Я смотрел на этот ужас, и не было у меня ни слов, ни сил, чтобы что-то сказать и успокоить в панике прижавшей ладошки ко рту Насте. Изувеченных, обнаженных, обваренных и, кажется, даже обгоревших тел было никак не меньше двадцати - двадцати пяти. Они неторопливо всплывали и начинали неспешный дрейф по течению всего в каких-то полусотне метров от берега. Я поднялся все, пытаясь разглядеть детали изувеченных трупов. В том, что такие тела, могут быть только мертвыми, я не сомневался.
– Артем!
– позвала меня Настя, и я повернулся к ней. Указывая одной рукой на воду, а второй все так же прикрывая ротик, моя жена, казалось, еле сдерживала крик.
– Я вижу.
– Как можно строже и показывая, что нет повода для паники, ответил я.
– Он живой!
– закричала Настя с еще большим ужасом в глазах.
Рассматривая плывущие бездыханные тела я не понял, кого она имела ввиду. Только одно тело уж не знаю, по какой причине вяло перевернулось в воде и теперь плыло лицом вниз. Точнее тем, что осталось от лица. Ни о каких признаках жизни говорить не приходилось.
– Нет он не может быть живым.
– сказал я жестко.
– Вон! Он рукой двигает.
Оказывается, я все это время смотрел не на того. Совершенно в другом конце этой страшной флотилии я увидел человека и с одного взгляда понял, что он жив. Раскрытые ничего не видящие глаза, широко раскрытый чуть дергающийся рот, и рука что слишком медленно загибалась под тело к спине…
– Сделай что-нибудь!
– закричала Настя и я не думая, стал спускаться по длинному песчаному склону к воде.
Сделай что-нибудь… хорошо сказать.
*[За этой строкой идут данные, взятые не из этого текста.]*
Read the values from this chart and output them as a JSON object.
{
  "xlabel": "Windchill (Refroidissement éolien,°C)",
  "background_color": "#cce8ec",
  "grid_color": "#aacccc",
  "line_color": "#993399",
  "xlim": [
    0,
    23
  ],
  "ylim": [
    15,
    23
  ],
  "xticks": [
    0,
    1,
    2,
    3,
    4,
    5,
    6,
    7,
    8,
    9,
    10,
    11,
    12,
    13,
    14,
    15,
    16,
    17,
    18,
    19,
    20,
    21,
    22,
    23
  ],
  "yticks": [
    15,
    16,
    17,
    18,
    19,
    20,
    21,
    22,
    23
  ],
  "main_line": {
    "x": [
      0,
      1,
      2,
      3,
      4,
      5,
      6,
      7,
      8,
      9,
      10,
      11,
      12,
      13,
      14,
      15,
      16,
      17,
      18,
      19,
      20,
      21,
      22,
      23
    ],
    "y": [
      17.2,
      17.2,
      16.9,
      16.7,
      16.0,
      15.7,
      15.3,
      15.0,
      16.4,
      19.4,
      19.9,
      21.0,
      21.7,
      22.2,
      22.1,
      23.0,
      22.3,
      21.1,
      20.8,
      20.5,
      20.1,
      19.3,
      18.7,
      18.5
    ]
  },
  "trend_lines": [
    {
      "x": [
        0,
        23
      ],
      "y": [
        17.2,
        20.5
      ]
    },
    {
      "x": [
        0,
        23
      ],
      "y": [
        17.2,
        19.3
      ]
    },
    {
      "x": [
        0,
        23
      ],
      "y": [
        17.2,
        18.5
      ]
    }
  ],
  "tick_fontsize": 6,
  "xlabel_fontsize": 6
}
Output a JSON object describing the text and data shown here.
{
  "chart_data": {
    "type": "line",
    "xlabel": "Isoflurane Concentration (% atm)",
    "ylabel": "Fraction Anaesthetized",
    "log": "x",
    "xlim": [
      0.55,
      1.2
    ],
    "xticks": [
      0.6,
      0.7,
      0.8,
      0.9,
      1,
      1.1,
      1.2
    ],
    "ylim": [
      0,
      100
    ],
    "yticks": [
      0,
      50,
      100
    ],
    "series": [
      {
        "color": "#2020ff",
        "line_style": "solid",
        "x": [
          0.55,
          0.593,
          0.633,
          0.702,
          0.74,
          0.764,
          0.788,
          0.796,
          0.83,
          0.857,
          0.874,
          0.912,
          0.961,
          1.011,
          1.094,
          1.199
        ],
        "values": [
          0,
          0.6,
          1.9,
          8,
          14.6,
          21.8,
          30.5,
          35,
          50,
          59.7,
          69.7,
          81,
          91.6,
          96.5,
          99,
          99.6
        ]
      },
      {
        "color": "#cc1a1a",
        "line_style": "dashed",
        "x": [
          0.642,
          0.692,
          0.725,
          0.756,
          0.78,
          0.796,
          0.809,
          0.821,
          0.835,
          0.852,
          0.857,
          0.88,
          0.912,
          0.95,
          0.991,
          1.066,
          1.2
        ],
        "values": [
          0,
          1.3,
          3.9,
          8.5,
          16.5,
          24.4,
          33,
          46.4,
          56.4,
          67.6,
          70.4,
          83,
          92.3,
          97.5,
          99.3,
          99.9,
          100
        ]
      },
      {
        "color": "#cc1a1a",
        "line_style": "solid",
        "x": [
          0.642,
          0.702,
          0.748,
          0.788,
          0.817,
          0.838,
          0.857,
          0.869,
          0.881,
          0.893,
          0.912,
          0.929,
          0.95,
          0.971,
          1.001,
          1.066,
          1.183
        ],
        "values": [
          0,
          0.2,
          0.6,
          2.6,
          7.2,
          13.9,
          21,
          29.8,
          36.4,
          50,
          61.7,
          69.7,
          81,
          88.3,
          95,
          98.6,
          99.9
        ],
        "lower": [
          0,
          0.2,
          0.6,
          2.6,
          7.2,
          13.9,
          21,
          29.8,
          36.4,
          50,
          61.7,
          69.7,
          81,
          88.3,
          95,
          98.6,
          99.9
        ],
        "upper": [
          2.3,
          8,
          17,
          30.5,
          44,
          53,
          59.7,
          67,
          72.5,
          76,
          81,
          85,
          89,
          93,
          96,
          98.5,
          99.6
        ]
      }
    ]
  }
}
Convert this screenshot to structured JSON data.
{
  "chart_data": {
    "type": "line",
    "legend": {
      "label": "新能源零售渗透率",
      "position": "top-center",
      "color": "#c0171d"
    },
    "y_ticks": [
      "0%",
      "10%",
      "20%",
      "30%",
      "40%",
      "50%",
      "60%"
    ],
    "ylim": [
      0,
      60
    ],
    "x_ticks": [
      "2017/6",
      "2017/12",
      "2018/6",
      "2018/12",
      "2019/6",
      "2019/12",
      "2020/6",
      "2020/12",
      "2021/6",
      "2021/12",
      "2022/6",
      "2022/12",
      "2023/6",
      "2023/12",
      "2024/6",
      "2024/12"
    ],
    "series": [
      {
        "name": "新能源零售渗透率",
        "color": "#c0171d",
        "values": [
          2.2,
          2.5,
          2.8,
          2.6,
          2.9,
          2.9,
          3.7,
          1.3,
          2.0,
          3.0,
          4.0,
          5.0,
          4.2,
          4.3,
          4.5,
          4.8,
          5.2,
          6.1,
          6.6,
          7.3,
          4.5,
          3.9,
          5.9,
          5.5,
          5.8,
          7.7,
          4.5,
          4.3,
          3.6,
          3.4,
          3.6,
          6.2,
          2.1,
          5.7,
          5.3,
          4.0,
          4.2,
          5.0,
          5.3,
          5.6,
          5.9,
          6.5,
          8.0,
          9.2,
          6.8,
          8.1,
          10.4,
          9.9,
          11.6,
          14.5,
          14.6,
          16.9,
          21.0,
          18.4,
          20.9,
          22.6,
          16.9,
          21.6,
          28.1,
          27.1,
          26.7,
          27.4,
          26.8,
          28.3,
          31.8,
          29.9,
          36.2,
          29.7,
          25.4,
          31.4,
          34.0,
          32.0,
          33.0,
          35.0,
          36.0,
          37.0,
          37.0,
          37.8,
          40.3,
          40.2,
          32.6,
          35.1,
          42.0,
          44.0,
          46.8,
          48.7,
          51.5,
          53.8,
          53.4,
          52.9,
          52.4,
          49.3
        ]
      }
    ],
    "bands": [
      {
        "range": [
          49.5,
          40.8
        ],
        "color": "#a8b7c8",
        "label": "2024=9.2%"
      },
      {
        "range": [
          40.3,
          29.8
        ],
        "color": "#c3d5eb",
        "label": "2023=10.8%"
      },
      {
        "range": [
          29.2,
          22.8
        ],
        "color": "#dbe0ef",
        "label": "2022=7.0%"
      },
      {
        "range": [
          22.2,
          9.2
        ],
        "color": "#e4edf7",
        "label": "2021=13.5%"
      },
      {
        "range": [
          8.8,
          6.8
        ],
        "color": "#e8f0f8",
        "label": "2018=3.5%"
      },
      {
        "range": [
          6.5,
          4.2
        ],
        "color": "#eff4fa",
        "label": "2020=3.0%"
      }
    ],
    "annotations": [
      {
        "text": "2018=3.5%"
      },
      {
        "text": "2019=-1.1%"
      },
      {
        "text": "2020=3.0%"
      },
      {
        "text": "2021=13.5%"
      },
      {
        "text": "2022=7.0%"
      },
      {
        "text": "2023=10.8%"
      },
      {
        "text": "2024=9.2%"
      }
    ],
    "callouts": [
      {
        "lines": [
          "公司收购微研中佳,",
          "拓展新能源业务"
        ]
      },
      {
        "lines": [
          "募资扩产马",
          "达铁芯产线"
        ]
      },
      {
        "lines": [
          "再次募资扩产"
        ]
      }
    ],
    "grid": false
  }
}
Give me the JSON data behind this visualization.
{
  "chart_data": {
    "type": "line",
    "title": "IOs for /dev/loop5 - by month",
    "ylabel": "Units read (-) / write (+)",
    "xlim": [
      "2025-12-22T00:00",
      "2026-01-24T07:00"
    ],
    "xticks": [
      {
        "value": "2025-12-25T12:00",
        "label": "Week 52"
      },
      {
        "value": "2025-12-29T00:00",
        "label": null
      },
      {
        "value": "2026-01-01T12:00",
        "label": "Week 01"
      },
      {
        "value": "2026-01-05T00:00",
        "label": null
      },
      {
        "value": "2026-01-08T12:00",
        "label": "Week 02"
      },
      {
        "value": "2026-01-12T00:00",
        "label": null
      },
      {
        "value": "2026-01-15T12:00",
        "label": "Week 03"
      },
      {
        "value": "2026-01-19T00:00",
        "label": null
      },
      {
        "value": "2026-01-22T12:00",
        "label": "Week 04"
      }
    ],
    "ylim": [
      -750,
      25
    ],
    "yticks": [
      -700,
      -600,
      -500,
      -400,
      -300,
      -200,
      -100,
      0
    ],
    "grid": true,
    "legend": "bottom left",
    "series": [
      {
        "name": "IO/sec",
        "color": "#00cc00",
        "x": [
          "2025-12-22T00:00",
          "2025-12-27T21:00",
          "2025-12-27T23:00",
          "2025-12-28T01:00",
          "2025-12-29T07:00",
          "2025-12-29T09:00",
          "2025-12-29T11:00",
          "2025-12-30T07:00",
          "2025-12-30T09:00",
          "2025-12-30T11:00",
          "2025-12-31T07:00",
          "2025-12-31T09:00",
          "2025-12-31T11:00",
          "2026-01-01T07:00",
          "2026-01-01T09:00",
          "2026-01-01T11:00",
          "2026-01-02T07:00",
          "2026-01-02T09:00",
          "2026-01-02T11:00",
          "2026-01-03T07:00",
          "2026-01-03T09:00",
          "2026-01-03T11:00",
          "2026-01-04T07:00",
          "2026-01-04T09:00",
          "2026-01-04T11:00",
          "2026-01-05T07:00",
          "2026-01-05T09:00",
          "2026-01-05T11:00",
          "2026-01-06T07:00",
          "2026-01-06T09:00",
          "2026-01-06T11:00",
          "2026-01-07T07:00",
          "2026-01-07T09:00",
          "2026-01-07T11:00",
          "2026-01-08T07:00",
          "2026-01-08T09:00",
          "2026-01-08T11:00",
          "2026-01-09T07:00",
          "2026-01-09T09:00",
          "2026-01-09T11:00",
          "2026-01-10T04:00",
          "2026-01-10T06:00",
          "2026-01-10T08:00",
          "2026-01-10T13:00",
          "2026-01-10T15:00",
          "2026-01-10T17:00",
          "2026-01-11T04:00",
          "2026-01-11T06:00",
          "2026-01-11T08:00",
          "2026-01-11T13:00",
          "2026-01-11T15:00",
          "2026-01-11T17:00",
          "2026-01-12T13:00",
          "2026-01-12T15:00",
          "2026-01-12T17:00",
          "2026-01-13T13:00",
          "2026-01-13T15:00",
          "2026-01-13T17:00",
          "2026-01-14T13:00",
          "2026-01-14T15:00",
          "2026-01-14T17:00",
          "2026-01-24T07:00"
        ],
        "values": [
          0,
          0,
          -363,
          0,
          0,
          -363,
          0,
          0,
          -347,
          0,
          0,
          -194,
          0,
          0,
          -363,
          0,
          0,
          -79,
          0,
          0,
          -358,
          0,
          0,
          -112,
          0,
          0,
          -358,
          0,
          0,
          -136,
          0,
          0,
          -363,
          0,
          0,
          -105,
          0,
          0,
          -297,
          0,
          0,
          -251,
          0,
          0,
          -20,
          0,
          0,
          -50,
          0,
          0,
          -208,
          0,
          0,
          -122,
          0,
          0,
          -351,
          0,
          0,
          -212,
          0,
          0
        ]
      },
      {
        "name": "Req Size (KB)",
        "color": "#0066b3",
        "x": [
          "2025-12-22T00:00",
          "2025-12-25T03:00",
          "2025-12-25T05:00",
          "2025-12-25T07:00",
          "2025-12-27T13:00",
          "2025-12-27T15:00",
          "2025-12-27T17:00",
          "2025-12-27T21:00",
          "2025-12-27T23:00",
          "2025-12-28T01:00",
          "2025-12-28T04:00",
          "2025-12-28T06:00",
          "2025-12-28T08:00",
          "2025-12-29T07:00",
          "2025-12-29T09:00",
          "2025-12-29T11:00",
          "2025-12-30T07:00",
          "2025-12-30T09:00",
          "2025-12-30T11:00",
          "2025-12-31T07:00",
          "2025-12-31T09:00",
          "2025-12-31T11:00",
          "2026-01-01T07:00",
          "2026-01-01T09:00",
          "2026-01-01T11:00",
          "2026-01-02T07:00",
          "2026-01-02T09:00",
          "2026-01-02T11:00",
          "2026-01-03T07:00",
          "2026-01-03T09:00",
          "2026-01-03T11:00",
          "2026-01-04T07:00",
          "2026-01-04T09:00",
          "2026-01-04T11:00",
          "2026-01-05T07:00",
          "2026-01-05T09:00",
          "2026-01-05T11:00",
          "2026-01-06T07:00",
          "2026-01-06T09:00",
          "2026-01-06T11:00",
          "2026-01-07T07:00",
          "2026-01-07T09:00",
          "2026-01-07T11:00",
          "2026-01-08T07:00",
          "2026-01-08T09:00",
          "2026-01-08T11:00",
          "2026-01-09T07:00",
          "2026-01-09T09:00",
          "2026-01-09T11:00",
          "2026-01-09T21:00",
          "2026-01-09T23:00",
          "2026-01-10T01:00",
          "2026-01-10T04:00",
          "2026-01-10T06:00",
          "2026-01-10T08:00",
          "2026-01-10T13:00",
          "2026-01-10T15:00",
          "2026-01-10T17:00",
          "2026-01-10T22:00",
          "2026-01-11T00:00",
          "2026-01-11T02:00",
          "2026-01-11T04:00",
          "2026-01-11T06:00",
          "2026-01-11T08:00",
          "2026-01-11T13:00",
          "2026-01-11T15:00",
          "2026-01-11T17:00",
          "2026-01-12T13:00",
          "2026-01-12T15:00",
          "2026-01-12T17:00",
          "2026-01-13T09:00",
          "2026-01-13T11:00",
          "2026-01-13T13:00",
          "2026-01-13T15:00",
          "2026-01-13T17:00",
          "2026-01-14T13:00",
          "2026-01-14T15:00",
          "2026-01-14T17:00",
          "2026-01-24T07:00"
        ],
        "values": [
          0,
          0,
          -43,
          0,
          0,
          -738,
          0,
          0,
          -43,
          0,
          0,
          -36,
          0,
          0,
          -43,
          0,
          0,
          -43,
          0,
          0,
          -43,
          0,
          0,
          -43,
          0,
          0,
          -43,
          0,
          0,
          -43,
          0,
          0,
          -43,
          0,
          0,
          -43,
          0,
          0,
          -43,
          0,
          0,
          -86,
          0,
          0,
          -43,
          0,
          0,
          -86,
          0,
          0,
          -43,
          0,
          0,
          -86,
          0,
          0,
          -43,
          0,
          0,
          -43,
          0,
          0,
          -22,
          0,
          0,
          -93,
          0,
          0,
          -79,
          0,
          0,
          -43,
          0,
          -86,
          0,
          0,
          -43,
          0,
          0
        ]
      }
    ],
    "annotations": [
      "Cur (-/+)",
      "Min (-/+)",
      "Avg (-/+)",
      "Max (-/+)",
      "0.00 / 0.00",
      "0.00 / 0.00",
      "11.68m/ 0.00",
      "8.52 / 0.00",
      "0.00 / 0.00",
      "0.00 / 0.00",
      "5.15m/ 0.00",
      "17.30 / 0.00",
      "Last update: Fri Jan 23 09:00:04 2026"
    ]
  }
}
Вода, с которой только сошел окончательно лед это далеко не для слабонервных. Я подскочил к берегу и теперь еще лучше рассмотрел того, кто мне был нужен. Не жилец, уверенно подумал я тогда, видя со своего места его красную, ползущую, бугристую от ожогов кожу. С такими ожогами не живут. Я поглядел наверх где, ломая в бессилии руки, за еще живым трупом наблюдала Настя. Скинув обувь, я решительно вошел в воду. Холод пробрался сквозь носки и забрался под брюки. Нет не так. Обжигающий холод будет вернее сказано. Я сжал до боли зубы, пытаясь перетерпеть этот кошмар, и пошел, осторожно перебирая ногами по дну. Когда вода дошла до мошонки, я не выдержал и застонал. Боль была такая, что я думал сам скончаюсь. До медленно вращающегося в воде трупа оставалось еще метров тридцать, тридцать пять.